PIMCO has a fiduciary obligation to vote all client proxies in good faith and in the best interests of the client. Conflicts of interest, however, may, or may appear to, interfere with PIMCO’s ability to vote proxies in accordance with this fiduciary standard. PIMCO seeks to prevent conflicts of interest from interfering with its voting of client proxies by identifying such conflicts and resolving them as described below. In the event that the Proxy Voting Service or the Credit Research Group, as applicable, does not provide a recommendation or the portfolio managers of a client account propose to override a recommendation by the Proxy Voting Service, or the Credit Research Group, as applicable, PIMCO will review the proxy to determine whether there is a material conflict between PIMCO and the applicable account or among PIMCO-advised accounts. If no material conflict exists, the proxy will be voted according to the portfolio managers’ recommendation. If a material conflict does exist, PIMCO will seek to resolve the conflict in good faith and in the best interests of the applicable client account. The Proxy Policy permits PIMCO to seek to resolve material conflicts of interest by pursuing any one of several courses of action. With respect to material conflicts of interest between PIMCO and a client account, the Proxy Policy permits PIMCO to either: (i) convene a committee to assess and resolve the conflict (the “Proxy Conflicts Committee”); or (ii) vote in accordance with protocols previously established by the Proxy Policy, the Proxy Conflicts Committee and/or other relevant procedures approved by PIMCO’s Legal and Compliance department with respect to specific types of conflicts. With respect to material conflicts of interest between one or more PIMCO-advised accounts, the Proxy Policy permits PIMCO to: (i) designate a PIMCO portfolio manager who is not subject to the conflict to determine how to vote the proxy if the conflict exists between two accounts with at least one portfolio manager in common; or (ii) permit the respective portfolio managers to vote the proxies in accordance with each client account’s best interests if the conflict exists between client accounts managed by different portfolio managers.

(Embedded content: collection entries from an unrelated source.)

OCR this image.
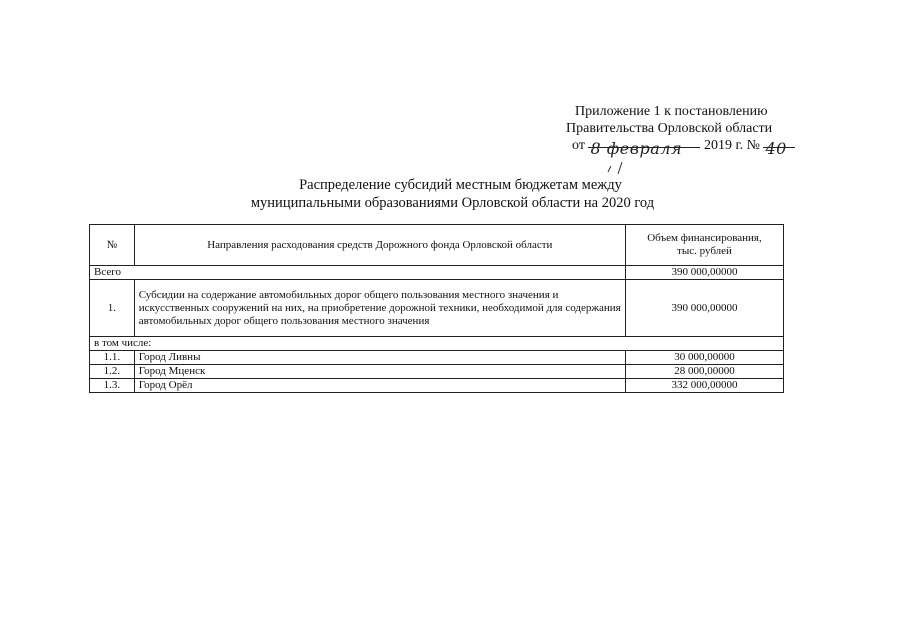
Приложение 1 к постановлению
Правительства Орловской области
от 8 февраля 2019 г. № 40
Распределение субсидий местным бюджетам между
муниципальными образованиями Орловской области на 2020 год
№	Направления расходования средств Дорожного фонда Орловской области	Объем финансирования,
тыс. рублей

Всего		390 000,00000
1.	Субсидии на содержание автомобильных дорог общего пользования местного значения и искусственных сооружений на них, на приобретение дорожной техники, необходимой для содержания автомобильных дорог общего пользования местного значения	390 000,00000
в том числе:		
1.1.	Город Ливны	30 000,00000
1.2.	Город Мценск	28 000,00000
1.3.	Город Орёл	332 000,00000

Oversight and Communication to Shareholders

PIMCO’s Legal and Compliance department will provide for the supervision and periodic review of its proxy voting activities and the implementation of the Proxy Policy.

PIMCO’s Proxy Policy, and information about how PIMCO voted a client’s proxies, is available upon request. Except to the extent required by applicable law, or otherwise approved by PIMCO, PIMCO will not disclose to third parties how it voted a proxy on behalf of a client. However, upon request from an appropriately authorized individual, PIMCO will disclose to its clients or the entity delegating the voting authority to PIMCO for such clients (e.g., trustees or consultants retained by the client), how PIMCO voted such client’s proxy.

The Proxy Policy can be modified at any time and its full and updated version shall be registered with ANBIMA and can be accessed on the website at: www.ANBIMA.com.br.